In any case, for one thing my nursing training has been affected and I don’t know yet how it will influence the point of or degree of my graduation next year. I will have to wait and see about that, but it is a bit unnerving. Certainly not a motivating factor, and I do think authorities should do anything they can right now to keep current or future nursing personnel motivated and inspired. The way that we (the nursing students) have been treated so far in this ‚crisis‘ is not going in the right direction. That adds to anxiety and I feel stressed. Much more so than I want to be, and that I would need to be. After all, my recent 'victory' should have set me totally at ease, put me into relaxation mode, and nothing can hurt me from now on. But it is not so. Minor things upset me and give me a lot of stress. That I am not used to in myself. And I certainly don't like that feeling.
When I have time, I try to keep stitching, and scrap therapy is the mode of action I have turned to. I went back to my yellow scrap box (no, scrap bag is not the right word) which I was working from for ‚A Scrap a Day‘ and which unfortunately did not decrease during that project… At first I was only piecing scraps together, not really knowing where it would take me.
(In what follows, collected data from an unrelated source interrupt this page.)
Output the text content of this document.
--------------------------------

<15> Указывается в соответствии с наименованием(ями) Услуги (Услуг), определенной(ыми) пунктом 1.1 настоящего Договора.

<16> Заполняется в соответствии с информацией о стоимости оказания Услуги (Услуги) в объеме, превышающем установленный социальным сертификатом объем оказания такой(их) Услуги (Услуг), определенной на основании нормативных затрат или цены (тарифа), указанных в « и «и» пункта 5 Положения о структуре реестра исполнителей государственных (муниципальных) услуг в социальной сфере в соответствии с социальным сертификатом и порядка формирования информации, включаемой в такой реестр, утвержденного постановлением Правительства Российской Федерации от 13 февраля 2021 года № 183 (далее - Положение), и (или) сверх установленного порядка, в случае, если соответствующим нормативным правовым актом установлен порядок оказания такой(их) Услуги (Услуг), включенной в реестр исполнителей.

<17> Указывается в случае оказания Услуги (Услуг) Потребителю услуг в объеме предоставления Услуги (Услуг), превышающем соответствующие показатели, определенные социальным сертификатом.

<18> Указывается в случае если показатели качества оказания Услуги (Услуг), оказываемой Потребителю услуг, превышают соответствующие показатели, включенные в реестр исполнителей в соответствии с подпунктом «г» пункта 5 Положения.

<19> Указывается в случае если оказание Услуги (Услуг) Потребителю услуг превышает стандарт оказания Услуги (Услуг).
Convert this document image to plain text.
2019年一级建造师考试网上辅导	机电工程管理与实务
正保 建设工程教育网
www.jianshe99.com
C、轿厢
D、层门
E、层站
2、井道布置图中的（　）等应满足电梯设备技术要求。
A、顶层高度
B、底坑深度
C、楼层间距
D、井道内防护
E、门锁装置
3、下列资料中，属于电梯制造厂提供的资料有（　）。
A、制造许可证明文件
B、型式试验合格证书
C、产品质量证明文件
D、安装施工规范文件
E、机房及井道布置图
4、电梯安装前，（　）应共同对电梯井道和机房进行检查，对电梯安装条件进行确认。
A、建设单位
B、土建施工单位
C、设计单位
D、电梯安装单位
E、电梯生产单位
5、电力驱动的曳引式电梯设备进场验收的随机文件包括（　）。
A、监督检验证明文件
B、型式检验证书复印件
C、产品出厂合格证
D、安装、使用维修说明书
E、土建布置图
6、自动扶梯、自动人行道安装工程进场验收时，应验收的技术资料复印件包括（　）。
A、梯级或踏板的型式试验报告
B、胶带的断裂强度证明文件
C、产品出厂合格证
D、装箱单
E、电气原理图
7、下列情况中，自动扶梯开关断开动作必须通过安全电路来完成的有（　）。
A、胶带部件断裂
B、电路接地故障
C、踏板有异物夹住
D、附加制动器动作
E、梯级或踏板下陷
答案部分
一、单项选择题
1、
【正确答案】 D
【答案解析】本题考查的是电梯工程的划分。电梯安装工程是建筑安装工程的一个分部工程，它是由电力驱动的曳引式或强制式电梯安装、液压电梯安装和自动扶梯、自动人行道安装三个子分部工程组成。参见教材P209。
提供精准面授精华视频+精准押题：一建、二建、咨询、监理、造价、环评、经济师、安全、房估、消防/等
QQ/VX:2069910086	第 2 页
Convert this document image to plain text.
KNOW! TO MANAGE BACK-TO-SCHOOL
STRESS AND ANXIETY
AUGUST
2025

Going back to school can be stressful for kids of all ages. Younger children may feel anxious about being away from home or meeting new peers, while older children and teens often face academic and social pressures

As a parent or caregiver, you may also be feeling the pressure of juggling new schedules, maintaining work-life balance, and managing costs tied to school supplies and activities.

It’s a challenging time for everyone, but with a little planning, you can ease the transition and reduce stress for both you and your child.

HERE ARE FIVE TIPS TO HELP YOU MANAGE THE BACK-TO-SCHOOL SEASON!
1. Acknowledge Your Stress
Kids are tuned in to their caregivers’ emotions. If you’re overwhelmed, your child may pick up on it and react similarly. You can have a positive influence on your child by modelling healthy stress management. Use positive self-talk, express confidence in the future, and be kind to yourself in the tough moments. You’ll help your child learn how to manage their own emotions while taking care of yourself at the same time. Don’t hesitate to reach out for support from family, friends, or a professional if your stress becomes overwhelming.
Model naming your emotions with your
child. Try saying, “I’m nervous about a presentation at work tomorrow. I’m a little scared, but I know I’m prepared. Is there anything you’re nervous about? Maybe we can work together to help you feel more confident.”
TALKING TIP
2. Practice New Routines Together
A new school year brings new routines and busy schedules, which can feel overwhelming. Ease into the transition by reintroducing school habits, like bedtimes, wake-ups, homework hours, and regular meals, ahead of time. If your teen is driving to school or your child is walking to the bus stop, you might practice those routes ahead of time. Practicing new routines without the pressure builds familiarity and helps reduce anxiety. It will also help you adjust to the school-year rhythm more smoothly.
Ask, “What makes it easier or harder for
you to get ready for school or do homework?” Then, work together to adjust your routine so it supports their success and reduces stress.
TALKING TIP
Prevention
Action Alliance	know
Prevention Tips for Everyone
Then some idea came about, I have a bit of shade gradation, and I will put some other colour around the pieces.

Not the entire arrangement, and nothing set in stone yet,
but at least something is happening on the design wall.

By now I have decided I had sort of enough individual pieces and want to proceed towards the background. And I have put the yellows aside. (Note: has it made a dent in the scrap box? Slightly. Not very noticeable yet, but at least one bag within the box has been depleted.)

This is only what I am taking away to clear the working area.
It does not constitute anything like the entirety of my yellow scraps, alas.
At first I was thinking the background would be in the purple range, for some reason I thought I would be working ‚complementary‘. But yesterday evening I started drifting towards shades of grey, and this morning I pulled a few fabrics from the stash.


It will be interesting to see where it goes. Perhaps stay with the lighter greys...? Or even with one single fabric that has a bit of variation in shades in itself?

Keeping oneself mentally occupied in viral times.